Obviously adoption for everyone is the way forward, but as far as investment is concerned with R&D in terms of 'driving' force, I think most would agree that is a little bit of an exaggeration lol. Think it might be time to move on, the Sammy panels driven by Free Sync will speak for themselves, logistics aside. Who knows it may even work better than G-Sync.
 
Laugh a minute this thread..:)

Just going back to the whitepaper date thing, I see that nobody mentioned that if AMD and VESA were talking about this tech in a white paper in May 2013 but then didn't announce till Jan 2014, 8 months latter.

Then Nvidia announced in Oct 2013, so by that reckoning they would have been working on it at least 8 months before hand as well, making it earlier than the AMD/VESA whitepaper.

Just thought I would put that completely irrelevant thought out there.


End of the day does it really matter who was working on what before who, these people change companies so often it might have even been the same bloke who originally thought of it for all we know.

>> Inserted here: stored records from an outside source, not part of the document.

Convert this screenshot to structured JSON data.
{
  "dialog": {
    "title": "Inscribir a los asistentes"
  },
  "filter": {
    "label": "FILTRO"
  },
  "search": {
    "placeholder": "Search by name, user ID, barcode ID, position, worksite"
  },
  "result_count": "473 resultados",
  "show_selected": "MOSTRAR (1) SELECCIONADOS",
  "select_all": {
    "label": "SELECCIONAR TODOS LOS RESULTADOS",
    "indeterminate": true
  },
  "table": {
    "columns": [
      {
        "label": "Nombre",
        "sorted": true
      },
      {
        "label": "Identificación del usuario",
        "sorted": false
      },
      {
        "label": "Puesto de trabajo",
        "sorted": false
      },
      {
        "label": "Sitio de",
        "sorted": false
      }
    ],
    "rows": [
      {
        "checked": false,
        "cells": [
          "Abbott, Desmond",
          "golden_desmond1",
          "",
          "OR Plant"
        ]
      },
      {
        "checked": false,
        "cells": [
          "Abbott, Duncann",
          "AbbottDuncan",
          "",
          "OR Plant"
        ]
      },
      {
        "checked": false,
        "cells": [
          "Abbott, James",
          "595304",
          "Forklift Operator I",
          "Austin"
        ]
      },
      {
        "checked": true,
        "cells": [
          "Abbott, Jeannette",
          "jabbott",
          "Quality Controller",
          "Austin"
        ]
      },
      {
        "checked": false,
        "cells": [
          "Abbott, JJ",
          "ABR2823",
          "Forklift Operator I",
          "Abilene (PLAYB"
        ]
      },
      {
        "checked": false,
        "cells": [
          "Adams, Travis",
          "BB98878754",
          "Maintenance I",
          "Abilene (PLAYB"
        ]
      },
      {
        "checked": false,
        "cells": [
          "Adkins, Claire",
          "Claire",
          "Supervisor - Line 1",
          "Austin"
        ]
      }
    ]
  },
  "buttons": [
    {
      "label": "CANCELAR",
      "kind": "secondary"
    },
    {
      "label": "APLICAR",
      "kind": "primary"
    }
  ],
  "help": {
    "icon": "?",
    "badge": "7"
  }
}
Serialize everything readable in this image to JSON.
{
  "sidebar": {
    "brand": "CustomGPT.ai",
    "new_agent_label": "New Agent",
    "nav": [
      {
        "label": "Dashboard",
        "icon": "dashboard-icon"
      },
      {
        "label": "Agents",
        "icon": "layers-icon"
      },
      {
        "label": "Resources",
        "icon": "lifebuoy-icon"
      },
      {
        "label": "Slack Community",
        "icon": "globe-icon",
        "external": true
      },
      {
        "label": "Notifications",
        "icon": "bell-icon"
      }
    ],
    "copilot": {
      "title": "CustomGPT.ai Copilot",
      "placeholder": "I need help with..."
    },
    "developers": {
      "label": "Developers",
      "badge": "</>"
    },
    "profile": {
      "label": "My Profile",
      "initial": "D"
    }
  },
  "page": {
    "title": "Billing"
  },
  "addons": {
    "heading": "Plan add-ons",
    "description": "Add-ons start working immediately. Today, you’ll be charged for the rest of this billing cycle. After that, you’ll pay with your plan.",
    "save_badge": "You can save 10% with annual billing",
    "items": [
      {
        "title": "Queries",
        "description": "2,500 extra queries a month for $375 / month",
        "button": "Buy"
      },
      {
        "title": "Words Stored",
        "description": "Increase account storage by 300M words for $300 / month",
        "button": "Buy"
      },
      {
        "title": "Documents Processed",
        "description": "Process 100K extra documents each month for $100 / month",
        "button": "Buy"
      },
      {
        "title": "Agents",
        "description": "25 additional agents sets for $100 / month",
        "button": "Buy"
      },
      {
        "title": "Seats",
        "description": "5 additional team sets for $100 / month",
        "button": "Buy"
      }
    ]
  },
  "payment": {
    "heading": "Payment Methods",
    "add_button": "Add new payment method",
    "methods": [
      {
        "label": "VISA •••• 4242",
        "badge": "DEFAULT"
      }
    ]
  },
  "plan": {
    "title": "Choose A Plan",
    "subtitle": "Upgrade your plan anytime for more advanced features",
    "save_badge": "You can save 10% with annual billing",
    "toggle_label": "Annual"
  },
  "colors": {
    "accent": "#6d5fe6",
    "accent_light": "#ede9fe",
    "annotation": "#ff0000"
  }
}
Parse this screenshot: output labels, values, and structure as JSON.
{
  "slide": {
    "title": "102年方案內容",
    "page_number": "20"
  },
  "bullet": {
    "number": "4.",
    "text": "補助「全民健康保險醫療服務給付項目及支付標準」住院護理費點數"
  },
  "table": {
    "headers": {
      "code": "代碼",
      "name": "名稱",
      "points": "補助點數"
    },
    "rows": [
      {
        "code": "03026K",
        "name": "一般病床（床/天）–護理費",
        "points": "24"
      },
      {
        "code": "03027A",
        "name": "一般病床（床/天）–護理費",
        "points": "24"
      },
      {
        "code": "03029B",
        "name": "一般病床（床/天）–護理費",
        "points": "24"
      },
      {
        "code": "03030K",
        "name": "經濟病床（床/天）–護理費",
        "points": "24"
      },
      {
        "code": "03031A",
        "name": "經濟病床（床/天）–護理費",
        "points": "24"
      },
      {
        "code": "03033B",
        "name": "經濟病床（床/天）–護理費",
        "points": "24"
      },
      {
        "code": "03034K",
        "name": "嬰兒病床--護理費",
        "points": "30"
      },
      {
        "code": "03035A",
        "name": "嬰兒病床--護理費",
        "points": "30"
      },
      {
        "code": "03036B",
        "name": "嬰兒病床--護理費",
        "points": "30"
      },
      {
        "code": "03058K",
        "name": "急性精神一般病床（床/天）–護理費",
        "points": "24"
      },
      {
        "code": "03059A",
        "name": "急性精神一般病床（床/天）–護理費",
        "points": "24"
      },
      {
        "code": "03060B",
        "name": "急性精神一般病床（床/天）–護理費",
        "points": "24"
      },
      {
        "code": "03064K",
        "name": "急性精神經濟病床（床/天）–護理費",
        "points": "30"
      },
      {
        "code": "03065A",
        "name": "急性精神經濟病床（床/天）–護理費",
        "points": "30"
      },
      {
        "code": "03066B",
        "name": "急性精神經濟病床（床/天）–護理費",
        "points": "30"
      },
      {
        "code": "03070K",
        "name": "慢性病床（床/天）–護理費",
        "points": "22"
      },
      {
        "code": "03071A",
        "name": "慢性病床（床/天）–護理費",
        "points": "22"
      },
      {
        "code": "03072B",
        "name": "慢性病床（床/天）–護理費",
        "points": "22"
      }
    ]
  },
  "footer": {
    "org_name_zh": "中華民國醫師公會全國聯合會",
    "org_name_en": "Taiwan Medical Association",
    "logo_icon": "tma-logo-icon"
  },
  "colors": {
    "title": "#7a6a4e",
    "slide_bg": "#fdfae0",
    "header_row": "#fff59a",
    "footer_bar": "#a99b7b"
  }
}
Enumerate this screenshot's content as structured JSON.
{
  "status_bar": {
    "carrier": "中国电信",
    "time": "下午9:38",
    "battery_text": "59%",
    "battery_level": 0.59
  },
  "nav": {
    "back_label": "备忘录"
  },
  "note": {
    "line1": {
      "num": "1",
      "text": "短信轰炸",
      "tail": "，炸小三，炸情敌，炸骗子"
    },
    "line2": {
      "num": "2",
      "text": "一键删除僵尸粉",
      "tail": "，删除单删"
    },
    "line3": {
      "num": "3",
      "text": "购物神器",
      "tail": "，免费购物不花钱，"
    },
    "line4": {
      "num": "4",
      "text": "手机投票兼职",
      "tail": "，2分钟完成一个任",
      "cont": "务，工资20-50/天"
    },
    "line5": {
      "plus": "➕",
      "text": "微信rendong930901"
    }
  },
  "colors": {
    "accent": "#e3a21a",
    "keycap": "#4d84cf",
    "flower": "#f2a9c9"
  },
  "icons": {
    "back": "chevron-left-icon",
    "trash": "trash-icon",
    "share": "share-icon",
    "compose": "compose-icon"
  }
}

We just need to see the Freesync monitors hit the shelves and see some reviews, to see if it is does the job the same as GSync.
 
End of the day does it really matter who was working on what before who, these people change companies so often it might have even been the same bloke who originally thought of it for all we know.


lol the amount of people that jump ship to either company is pretty overwhelming. All I know is this man who's name is the first on the G-Sync patent is not to be sniffed at. He's got more patents to his name than Gabe Newell has chins
 
There were 2560x1600 screens and the like but these used tiling methods, there was no official standard to push the industry towards.

u wot m8?

I had a Dell 3008wfp. One of the very first display port capable monitors released. It never used tiling, a single scalar, single stream only device from the off (it also supported 1600p over DVI, which does not support multiple display streams at all). Displayport 1.0 fully supported 1600p displays.


You really need to learn about things before you start splurging words onto the screen, it would save you the effort, and us the time required to trawl through yet another word heavy, content light post.